Akıllı telefon kullanmamanız lazım. Casus ya da mafya hikâyelerindeki gibi koliyle ucuz telefon satın alıp kısa, öz ve şifreli konuşmalar yapacaksınız. Konuşma bittiğinde kartı kırıp telefonu da en yakındaki nehre, denize sallayacaksınız. E elbette “aşkım akşam nerde buluşalım, tamam aşkım ben de seni...” tarzı diyaloglarınızda yer alan önemli bilgilerin kimsenin eline geçmeyerek gizli kalmasının da bir bedeli var.
Takip edilmemek isteyen birinin e-mail kullanırken ya da internette herhangi bir siteye girerken çok dikkatli olması lazım. Basit bir haber okumak için girdiğimiz bir sitede bile bugün elli tane kutucuk tıklayıp “kabul ediyorum” butonuna basmamız gerekiyor. Basmazsak ulaşmak istediğimiz içeriğe ulaşamıyoruz. O roman uzunluğundaki metinlerde ne yazıyor hiç okudunuz mu? Ben de okumuyorum, çünkü böyle bir şeye zamanım yok.
Bir keresinde Leyla’ya emzik almaya gitmiştim. Parayı ödeyip çıkacağım. Kasadaki beyefendi bana habire e-mail’imi, telefonumu soruyordu. Araba sakat bir yerde acilen gitmem lazım n’olur şu emziği bir ödesem ben artık dedikçe adresim semtim merak ediliyordu. Emzik almak istiyorum ben, iş başvurusu yapmıyorum ki. Bir adet emzik alacağım neden bütün nüfus bilgilerimi vermek zorundayım?
Stream platformlarından uzak durmanız lazım. Hangi şarkıyı ne zaman, ne kadar süre dinlediğiniz, hangi tip müziklerle vakit geçirdiğiniz ve bütün bunlar elbette dosyanıza işleniyor. Hangi filmleri ve dizileri izliyorsunuz, hangi cihazlarda ne zaman izliyorsunuz bu kadar detaylı bilgiyi “The Lives of Others” filmindeki STASI memuru toplayamıyordu. Oysa bugün hepsi yasal olarak bir sürü şirketin data bankasında duruyor.
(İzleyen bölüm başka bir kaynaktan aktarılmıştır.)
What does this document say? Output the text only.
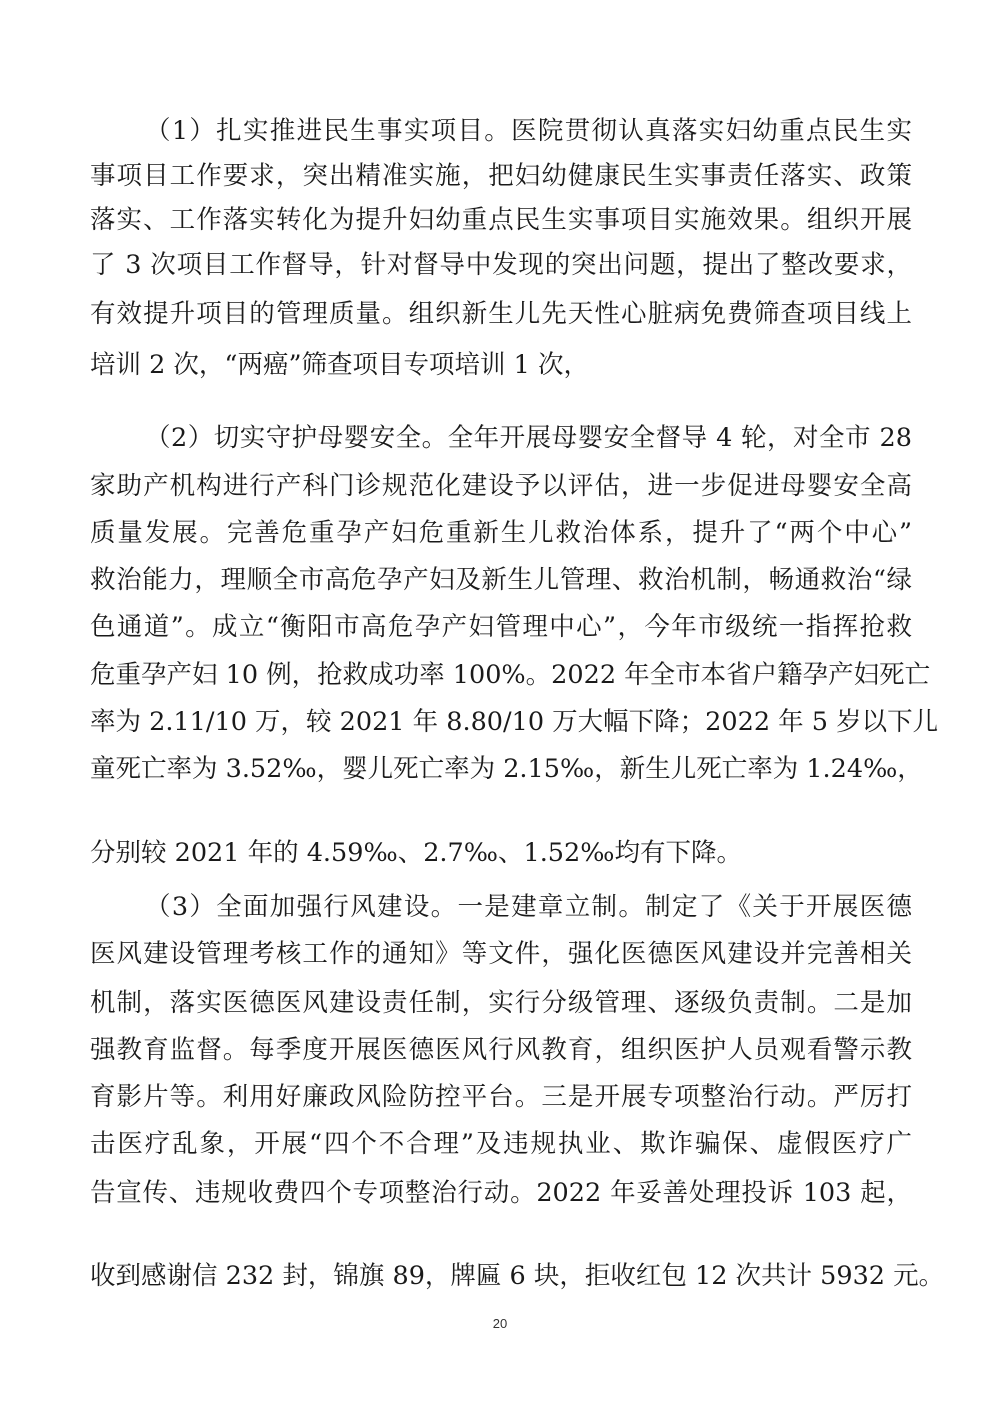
（1）扎实推进民生事实项目。医院贯彻认真落实妇幼重点民生实
事项目工作要求，突出精准实施，把妇幼健康民生实事责任落实、政策
落实、工作落实转化为提升妇幼重点民生实事项目实施效果。组织开展
了 3 次项目工作督导，针对督导中发现的突出问题，提出了整改要求，
有效提升项目的管理质量。组织新生儿先天性心脏病免费筛查项目线上
培训 2 次，“两癌”筛查项目专项培训 1 次，
（2）切实守护母婴安全。全年开展母婴安全督导 4 轮，对全市 28
家助产机构进行产科门诊规范化建设予以评估，进一步促进母婴安全高
质量发展。完善危重孕产妇危重新生儿救治体系，提升了“两个中心”
救治能力，理顺全市高危孕产妇及新生儿管理、救治机制，畅通救治“绿
色通道”。成立“衡阳市高危孕产妇管理中心”，今年市级统一指挥抢救
危重孕产妇 10 例，抢救成功率 100%。2022 年全市本省户籍孕产妇死亡
率为 2.11/10 万，较 2021 年 8.80/10 万大幅下降；2022 年 5 岁以下儿
童死亡率为 3.52‰，婴儿死亡率为 2.15‰，新生儿死亡率为 1.24‰，
分别较 2021 年的 4.59‰、2.7‰、1.52‰均有下降。
（3）全面加强行风建设。一是建章立制。制定了《关于开展医德
医风建设管理考核工作的通知》等文件，强化医德医风建设并完善相关
机制，落实医德医风建设责任制，实行分级管理、逐级负责制。二是加
强教育监督。每季度开展医德医风行风教育，组织医护人员观看警示教
育影片等。利用好廉政风险防控平台。三是开展专项整治行动。严厉打
击医疗乱象，开展“四个不合理”及违规执业、欺诈骗保、虚假医疗广
告宣传、违规收费四个专项整治行动。2022 年妥善处理投诉 103 起，
收到感谢信 232 封，锦旗 89，牌匾 6 块，拒收红包 12 次共计 5932 元。
20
Sosyal medyaya hiç değinmiyorum bile. “Yüzümüzü kameralar tarıyor, nerede olduğumuz anlaşılıyor” diye isyan eden zevat Twitter’da dakika başı ne yediğini içtiğini nerede kimlerle ne yaptığını post ediyor zaten. Yüz tanımaya gerek yok ki. Instagram’da her şey var zaten.
Temassız kartlar çıktığından ve yaygınlaştığından bu yana artık bozuk parayla ödemesi yapılabilen basit alışverişler de tarih oldu. Metroda ya da sokakta gösteri yapan müzisyenler dahi temassız post cihazı koymuş, geçerken “tap” edip geçiyorsunuz. Dolayısıyla bu esnada dahi kayıt kuyut altındayız.
Nerede ne zaman ne haltlar katıştırdığımızı, gecenin hangi saatinde nereden nereye gittiğimizi Uber’den iyi bilen var mı?
Her neyse, yüz tanıma sistemine geri dönersem, bu sistemden kaçmanın en iyi yolu kamuflajmış arkadaşlar. Yüzünüzü boyuyorsunuz ve kamera sizin siz olduğunuzu anlayamıyor.
Başta Londra, yüz tanıma sistemi kullanılan şehirlerde tartışılan bir aktivizim türü artık bu kamuflaj. Tamam, yüzlerimizi boyayalım kamera bizi tanımasın da, işin geri kalan kısmını ne yapacağız?